Transportation Secretary Ray LaHood and Labor Secretary Hilda Solis were both House members when appropriators began to forge this legislation last year. However, a stalemate between President Bush and congressional Democrats forced the sides to punt the rest of the spending provisions until now.

New transparency rules ordered up by Democrats two years ago require lawmakers requesting earmarks to write a letter expressly asking Congress to dedicate money for a given project. And as one scours the omnibus spending bill, it's easy to find specific appeals from people who are no longer in office, like LaHood and Solis.

In LaHood's case, the former Republican Illinois congressman wrote a March 19, 2008, letter asking Congress set aside funding to move the "Jacksonville bandstand" from one of the House office buildings to the National Museum of American History in Washington. LaHood also earmarked funds for police radio upgrades, agriculture research and equipment at a planetarium in Peoria, Ill.

As a Democratic congresswoman from suburban Los Angeles, Solis asked for the federal government to cover the cost of police equipment in Covina, Monterey Park and Baldwin Park, Calif.

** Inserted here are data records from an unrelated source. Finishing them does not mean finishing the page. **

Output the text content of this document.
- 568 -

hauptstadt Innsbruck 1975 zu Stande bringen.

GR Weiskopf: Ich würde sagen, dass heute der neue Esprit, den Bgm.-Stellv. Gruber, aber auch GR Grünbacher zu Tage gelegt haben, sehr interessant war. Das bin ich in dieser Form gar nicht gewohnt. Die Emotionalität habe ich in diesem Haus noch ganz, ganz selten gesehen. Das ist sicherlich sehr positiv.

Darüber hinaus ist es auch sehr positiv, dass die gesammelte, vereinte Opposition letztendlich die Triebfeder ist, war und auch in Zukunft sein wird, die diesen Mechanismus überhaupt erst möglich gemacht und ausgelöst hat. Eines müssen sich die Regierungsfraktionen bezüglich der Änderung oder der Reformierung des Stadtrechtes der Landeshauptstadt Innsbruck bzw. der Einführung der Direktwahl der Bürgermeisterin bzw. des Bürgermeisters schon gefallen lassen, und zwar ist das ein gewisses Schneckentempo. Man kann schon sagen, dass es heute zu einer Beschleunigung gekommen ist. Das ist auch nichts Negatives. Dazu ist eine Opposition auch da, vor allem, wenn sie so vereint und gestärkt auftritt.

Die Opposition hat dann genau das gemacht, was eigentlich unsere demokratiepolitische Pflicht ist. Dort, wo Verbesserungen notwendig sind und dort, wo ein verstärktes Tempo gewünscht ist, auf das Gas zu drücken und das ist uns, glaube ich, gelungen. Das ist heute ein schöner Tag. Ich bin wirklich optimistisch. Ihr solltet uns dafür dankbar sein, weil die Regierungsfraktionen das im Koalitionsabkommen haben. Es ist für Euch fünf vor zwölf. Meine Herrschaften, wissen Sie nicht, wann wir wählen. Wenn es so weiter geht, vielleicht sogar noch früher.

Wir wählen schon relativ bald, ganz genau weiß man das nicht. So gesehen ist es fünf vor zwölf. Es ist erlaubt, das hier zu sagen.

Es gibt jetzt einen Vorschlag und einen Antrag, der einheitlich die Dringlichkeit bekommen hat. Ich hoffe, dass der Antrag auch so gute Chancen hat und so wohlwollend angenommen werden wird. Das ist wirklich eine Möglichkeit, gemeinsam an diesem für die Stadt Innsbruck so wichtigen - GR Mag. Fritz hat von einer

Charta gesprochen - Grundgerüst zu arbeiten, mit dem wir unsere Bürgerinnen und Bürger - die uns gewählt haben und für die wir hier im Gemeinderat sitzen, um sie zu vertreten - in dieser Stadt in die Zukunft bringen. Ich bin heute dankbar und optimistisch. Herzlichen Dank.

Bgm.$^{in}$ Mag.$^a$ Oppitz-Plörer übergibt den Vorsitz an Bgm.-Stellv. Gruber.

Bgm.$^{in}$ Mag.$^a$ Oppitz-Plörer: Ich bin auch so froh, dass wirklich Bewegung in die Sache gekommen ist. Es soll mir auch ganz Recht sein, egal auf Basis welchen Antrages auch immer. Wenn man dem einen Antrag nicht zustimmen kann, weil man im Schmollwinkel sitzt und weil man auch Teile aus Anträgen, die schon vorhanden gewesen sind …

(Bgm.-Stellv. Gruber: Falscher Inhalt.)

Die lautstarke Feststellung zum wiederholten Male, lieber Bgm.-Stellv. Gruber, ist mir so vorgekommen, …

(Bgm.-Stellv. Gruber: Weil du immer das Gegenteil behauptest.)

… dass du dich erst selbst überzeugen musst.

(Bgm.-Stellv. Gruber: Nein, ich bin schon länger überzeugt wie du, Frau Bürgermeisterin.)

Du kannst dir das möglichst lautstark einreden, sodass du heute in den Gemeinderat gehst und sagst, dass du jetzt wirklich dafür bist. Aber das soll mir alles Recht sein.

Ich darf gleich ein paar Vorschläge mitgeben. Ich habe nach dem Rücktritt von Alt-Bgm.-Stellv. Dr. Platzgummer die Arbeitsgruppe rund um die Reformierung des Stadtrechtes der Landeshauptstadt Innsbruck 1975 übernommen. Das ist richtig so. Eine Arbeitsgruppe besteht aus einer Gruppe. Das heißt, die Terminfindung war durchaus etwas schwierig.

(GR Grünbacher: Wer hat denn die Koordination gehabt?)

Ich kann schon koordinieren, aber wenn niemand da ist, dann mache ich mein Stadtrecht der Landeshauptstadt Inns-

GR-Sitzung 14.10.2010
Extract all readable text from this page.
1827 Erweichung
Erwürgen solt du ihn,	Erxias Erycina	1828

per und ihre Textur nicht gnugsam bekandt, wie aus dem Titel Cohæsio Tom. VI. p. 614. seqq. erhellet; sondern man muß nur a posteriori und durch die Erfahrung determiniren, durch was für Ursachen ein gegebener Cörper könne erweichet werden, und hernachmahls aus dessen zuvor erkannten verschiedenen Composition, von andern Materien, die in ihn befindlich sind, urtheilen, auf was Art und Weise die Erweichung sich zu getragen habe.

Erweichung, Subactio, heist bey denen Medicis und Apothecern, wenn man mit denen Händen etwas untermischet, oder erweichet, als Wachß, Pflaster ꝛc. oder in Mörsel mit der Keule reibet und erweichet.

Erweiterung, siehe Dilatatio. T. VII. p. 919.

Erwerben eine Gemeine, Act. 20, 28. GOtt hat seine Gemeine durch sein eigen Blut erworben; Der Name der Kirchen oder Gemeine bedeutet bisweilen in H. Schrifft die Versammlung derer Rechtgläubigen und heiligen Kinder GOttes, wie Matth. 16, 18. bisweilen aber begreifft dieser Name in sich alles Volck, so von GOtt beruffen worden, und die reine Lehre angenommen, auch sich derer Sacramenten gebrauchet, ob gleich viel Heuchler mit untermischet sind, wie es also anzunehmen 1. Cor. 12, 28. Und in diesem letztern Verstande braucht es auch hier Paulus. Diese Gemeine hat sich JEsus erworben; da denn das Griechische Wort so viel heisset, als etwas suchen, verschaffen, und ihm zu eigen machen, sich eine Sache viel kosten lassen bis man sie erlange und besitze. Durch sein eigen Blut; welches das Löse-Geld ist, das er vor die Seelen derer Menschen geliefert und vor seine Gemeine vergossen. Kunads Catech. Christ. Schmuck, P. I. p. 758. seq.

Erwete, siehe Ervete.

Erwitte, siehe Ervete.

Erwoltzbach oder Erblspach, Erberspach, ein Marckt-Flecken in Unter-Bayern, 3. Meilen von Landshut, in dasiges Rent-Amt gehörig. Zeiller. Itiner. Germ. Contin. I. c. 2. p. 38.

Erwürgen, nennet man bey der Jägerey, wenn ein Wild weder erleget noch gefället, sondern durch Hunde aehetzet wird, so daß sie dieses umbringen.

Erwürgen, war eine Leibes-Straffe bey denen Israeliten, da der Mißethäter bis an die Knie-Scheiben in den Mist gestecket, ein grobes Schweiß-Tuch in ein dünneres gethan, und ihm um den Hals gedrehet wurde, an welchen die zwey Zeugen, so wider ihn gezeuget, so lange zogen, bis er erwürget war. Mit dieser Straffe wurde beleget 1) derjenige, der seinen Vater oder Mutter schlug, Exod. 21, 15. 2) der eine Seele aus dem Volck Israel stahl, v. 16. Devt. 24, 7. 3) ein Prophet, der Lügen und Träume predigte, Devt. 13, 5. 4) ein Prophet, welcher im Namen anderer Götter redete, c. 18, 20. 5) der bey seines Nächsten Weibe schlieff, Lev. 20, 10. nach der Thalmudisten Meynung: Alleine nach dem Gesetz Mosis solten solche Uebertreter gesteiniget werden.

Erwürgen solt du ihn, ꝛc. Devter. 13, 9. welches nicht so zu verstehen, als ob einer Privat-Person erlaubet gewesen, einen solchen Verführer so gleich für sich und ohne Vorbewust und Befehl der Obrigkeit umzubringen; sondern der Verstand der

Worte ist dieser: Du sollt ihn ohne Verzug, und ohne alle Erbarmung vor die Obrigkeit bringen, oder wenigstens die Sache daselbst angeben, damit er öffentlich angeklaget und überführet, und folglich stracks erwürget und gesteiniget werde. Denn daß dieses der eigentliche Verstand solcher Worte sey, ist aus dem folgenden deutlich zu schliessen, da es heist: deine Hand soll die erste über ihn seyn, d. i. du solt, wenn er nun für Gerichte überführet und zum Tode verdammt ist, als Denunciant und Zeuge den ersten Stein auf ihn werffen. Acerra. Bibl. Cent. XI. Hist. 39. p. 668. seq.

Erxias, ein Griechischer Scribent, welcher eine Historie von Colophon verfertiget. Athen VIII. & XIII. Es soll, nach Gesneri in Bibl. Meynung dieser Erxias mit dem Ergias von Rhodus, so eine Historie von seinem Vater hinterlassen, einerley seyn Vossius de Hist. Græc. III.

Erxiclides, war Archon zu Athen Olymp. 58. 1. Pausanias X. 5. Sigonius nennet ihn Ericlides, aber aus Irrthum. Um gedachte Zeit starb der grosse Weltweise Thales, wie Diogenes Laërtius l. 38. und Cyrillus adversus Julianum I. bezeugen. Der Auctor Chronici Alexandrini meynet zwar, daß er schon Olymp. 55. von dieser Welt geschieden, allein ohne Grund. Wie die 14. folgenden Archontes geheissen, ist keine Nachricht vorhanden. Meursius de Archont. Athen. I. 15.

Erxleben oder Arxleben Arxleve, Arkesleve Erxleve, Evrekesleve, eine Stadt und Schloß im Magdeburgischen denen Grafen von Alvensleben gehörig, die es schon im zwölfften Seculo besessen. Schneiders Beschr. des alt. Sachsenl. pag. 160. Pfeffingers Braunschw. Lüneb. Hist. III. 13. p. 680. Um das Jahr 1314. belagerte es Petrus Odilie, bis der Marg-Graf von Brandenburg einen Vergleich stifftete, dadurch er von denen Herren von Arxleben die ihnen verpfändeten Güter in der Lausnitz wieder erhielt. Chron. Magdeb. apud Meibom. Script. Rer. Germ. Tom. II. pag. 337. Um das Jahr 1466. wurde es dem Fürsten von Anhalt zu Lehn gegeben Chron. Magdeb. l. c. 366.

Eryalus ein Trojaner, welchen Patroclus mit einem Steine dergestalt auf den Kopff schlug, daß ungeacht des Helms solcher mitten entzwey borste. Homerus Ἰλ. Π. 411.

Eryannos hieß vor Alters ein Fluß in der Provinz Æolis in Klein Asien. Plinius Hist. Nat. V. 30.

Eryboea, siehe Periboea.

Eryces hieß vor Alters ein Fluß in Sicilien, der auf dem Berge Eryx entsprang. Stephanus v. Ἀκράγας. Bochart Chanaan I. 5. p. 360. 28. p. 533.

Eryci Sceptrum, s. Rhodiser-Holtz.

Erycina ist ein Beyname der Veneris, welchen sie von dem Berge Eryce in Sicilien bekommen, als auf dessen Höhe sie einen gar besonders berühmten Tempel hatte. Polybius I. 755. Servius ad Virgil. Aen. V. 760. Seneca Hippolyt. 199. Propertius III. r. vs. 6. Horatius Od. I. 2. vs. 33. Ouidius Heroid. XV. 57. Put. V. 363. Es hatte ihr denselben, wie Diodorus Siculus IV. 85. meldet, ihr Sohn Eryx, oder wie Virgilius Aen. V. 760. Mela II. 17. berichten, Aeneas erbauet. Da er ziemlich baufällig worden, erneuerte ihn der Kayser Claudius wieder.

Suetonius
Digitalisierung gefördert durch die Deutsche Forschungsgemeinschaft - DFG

As Cabinet secretaries, LaHood and Solis will continue to have significant sway over Washington policy decisions. But because the omnibus bill is a holdover from last year, dozens of lawmakers who either retired or lost re-election are still legislating from the political grave.

After surviving a tight race in 2006, Rep. Deborah Pryce, R-Ohio, decided not to seek re-election in 2008. But the House Wednesday will approve Pryce's request to fund after school programs at the YWCA. Former Rep. Nancy Boyda, D-Kan., was one of the most-vulnerable freshman Democrats to win a House seat in 2006. She didn't survive a 2008 challenge from Republican Rep. Lynn Jenkins. But Boyda's earmark to "identify and trace food-borne zoonotic diseases" lives on.

Former Rep. Tom Allen failed to unseat Sen. Susan Collins, R-Maine last fall. Still, Allen earmarked money for "Lowbush Wild Blueberry Research" and potato cloning programs at the University of Maine.

Posted by:Fred

#1  So did Obama. These are the leftovers from 2008 budget that they didn't have time to scam the American Public. Some of these are actually overlapping earmarks in Porkulus/Stimulus ARRA bill just passed. A billion here, a trillion there, pretty soon we will all be Zimbaweans.